Most images and metadata are available in an AWS S3 bucket at a location specified for each paper’s data availability statement. For up-to-date instructions on how to download image data found on this website, please visit our access instructions on Zenodo (DOI: 10.5281/zenodo.10223574). Email tissue-atlas(at)hms.harvard.edu if you have questions or experience issues.

Data Standards for Highly Multiplexed Tissue Images

We developed a standard for multiplexed tissue imaging called Minimum Information about highly multiplexed Tissue Imaging (MITI).

MITI Data Levels

MITI adopted the concept of Data Levels from dbGAP to manage image data and the corresponding spatial profiles. Higher data levels are more processed. See the MITI publication for additional details and background information.

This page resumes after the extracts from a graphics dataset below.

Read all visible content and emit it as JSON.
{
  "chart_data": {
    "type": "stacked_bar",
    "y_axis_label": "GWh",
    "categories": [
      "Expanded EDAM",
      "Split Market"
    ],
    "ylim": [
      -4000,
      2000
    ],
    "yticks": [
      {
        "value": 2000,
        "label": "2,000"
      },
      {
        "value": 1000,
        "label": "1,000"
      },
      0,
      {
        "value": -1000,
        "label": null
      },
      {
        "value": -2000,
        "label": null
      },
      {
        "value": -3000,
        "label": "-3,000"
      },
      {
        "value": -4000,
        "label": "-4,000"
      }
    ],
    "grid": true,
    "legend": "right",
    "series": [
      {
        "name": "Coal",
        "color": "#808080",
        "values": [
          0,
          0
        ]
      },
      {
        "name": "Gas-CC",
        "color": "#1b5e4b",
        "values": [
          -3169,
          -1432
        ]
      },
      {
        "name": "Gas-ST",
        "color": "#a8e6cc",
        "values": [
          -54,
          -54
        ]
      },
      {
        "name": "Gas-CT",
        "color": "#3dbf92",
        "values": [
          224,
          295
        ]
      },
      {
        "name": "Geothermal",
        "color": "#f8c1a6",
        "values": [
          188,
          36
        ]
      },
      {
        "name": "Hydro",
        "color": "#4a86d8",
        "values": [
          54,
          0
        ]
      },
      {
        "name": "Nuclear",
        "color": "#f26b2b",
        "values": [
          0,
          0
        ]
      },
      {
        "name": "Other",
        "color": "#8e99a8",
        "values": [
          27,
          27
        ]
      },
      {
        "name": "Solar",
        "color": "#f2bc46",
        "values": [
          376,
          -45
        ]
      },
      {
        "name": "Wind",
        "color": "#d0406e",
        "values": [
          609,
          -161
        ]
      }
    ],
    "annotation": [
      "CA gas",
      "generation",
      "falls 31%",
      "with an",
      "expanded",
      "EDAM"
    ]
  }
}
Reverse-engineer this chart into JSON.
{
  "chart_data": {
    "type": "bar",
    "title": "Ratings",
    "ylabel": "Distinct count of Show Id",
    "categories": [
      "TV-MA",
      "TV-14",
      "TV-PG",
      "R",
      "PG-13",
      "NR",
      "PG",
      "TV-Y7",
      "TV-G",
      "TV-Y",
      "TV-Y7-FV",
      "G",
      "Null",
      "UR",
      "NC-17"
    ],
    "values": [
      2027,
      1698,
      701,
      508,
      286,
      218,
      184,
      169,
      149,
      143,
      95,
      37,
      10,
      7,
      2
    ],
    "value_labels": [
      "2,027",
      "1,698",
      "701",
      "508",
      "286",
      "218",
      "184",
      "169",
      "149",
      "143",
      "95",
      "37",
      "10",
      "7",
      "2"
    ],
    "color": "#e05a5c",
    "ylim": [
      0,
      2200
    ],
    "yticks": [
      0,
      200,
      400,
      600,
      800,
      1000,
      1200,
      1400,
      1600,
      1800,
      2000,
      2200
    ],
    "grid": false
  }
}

Graphic showing how MITI data levels fit into image processing and analysis: 1) raw image tiles, 2) assembled multi-channel images, 3) quality controlled, assembled images and segmentation masks, 4) spatial features tables, 5) data models, annotated images, and Minerva stories. Click to enlarge.

Level 1: Raw Image Tiles

Whole slide imaging usually involves acquisition of ~100 to 1,000 individual image tiles, each collected from a different X and Y location.

Level 2: Assembled Images

Full-resolution images have undergone automated stitching, registration, illumination correction, background subtraction, intensity normalization, and have been stored in a standardized OME format.

To achieve this, Level 1 image tiles are combined at sub-pixel accuracy into a mosaic image in a process known as stitching. When high-plex images are assembled from multiple rounds of lower-plex imaging, it is also necessary to register channels to each other across imaging cycles and to correct for any unevenness in illumination (so-called flat fielding). Stitched and registered mosaics can be as large as 50,000 x 50,000 pixels x 100 channels, requiring ~500 GB of disk space.

Level 3: Image Assembly and Segmentation Masks

Level 3 data represent images that have been processed with some interpretive intent. Interpretive intent may include (i) full-resolution images following quality control or artifact removal, (ii) segmentation masks computed from such images, (iii) machine-generated spatial models, and (iv) images with human or machine-generated annotations. A primary goal of the Harvard Tissue Atlas is to distribute level 3 data.

Level 4: Spatial Features Tables

Level 4 data comprise features derived from level 3 images, most commonly single-cell features in “spatial feature tables” that describes marker intensities, cell coordinates, and other single-cell features.

Level 5: Higher Level Data Representations

Level 5 data includes results computed from spatial feature tables or primary images. This can include images presented in image viewers like Minerva.